The thought of Samsung design and BlackBerry productivity is clearly appealing to Research in Motion investors, who gave the company a surprise boost on the market Wednesday after reports that the BlackBerry maker was talking about licensing its upcoming software to Samsung.
RIM shares jumped Wednesday after several media outlets picked up an investors’ note from analyst Peter Misek of Jefferies that said RIM may be reviving “discussions with Samsung regarding a BB10 licensing deal,” as All Things Digital reported. Others speculated that Samsung may be looking at an all-out acquisition of the fading handset maker.
But Samsung flatly denied the rumors to several media outlets, saying that it “has not considered the acquisition of Research in Motion or licensing BB10.”
RIM has made no secret of the fact that it may try to license out its delay-plagued operating system, which is expected to be released in January.
The company has talked openly about considering partnerships, and chief executive Thornsten Heins told the Telegraph last week that he was considering licensing agreements.
Samsung would logically be the first place anyone looking to license their smartphone system would stop, since it is the world’s largest smartphone maker and already makes phones on multiple platforms — though it’s primarily an Android handset maker. Adding a third platform could help Samsung shake its dependence on Google, Misek noted, something that is particularly important following the Motorola acquisition.

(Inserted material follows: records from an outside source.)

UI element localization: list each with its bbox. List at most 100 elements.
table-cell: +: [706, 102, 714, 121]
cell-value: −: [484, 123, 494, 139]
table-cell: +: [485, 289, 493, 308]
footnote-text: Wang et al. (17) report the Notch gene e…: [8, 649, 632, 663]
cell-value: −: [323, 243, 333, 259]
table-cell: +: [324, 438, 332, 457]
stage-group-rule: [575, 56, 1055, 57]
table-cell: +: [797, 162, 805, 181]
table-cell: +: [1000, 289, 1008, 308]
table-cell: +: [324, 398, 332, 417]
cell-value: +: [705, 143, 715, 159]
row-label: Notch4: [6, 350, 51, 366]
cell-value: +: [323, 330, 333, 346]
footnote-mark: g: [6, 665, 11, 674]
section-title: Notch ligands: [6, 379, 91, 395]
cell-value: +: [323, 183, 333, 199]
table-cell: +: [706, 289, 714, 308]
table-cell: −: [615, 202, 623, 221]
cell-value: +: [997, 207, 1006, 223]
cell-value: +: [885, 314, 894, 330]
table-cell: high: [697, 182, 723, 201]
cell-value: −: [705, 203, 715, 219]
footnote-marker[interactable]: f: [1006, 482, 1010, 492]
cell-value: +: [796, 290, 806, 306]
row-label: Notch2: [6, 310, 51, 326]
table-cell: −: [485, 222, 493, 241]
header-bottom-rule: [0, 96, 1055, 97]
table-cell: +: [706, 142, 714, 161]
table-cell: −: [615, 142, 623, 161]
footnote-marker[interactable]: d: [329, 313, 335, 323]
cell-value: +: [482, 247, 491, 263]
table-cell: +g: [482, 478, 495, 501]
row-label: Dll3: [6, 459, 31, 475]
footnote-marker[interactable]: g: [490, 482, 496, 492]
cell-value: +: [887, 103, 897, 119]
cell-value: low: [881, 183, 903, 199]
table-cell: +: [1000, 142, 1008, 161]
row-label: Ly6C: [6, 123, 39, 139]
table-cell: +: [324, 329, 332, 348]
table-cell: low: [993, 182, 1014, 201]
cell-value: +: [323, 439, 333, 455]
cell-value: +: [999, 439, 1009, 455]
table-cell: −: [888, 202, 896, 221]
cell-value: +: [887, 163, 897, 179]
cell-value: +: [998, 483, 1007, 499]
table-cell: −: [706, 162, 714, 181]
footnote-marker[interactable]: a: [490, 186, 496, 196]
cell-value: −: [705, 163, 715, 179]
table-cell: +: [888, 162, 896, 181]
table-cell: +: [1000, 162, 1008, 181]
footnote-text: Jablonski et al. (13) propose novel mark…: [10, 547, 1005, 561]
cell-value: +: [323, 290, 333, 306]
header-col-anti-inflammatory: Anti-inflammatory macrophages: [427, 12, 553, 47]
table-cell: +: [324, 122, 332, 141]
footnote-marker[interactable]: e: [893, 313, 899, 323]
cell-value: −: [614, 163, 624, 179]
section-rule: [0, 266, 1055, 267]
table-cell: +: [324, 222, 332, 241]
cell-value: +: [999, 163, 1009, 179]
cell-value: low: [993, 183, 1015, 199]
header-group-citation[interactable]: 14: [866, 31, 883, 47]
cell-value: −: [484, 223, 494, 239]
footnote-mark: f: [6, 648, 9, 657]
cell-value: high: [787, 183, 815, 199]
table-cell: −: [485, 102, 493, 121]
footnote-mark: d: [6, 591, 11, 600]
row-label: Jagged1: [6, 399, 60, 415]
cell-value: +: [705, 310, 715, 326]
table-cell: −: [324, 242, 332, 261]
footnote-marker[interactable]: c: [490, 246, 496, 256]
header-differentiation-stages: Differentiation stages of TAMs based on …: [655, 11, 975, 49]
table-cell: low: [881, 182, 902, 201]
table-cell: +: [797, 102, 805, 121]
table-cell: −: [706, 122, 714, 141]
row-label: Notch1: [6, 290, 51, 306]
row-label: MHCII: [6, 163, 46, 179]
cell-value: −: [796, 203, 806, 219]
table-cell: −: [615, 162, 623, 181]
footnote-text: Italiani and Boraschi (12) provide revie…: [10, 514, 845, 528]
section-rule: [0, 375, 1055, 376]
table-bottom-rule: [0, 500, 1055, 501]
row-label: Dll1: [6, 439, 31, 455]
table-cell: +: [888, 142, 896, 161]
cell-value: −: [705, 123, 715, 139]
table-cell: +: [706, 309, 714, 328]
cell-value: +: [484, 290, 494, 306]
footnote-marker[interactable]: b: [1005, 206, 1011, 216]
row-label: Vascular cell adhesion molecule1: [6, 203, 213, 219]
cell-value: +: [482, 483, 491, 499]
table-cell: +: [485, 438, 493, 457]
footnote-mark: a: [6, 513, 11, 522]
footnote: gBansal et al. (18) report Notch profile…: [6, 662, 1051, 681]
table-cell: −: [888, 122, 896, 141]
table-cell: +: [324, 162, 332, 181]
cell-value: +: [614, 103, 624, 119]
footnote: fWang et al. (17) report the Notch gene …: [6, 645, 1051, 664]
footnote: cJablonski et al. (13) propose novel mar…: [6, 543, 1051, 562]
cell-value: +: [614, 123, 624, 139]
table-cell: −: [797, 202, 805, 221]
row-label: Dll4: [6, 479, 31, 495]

For RIM, a partnership seems like a strong option. The company does have a unique, enterprise market to offer any partners. And the company is keenly aware that having other people build the hardware for its phones could help with a major BlackBerry pain point — the price.
But it’s likely that manufacturers will want to get a feel of what the system is really like in the hands of consumers before they jump on board. In any case, Samsung says that talks with RIM are a no-go for now, and investors can continue their waiting game until 2013.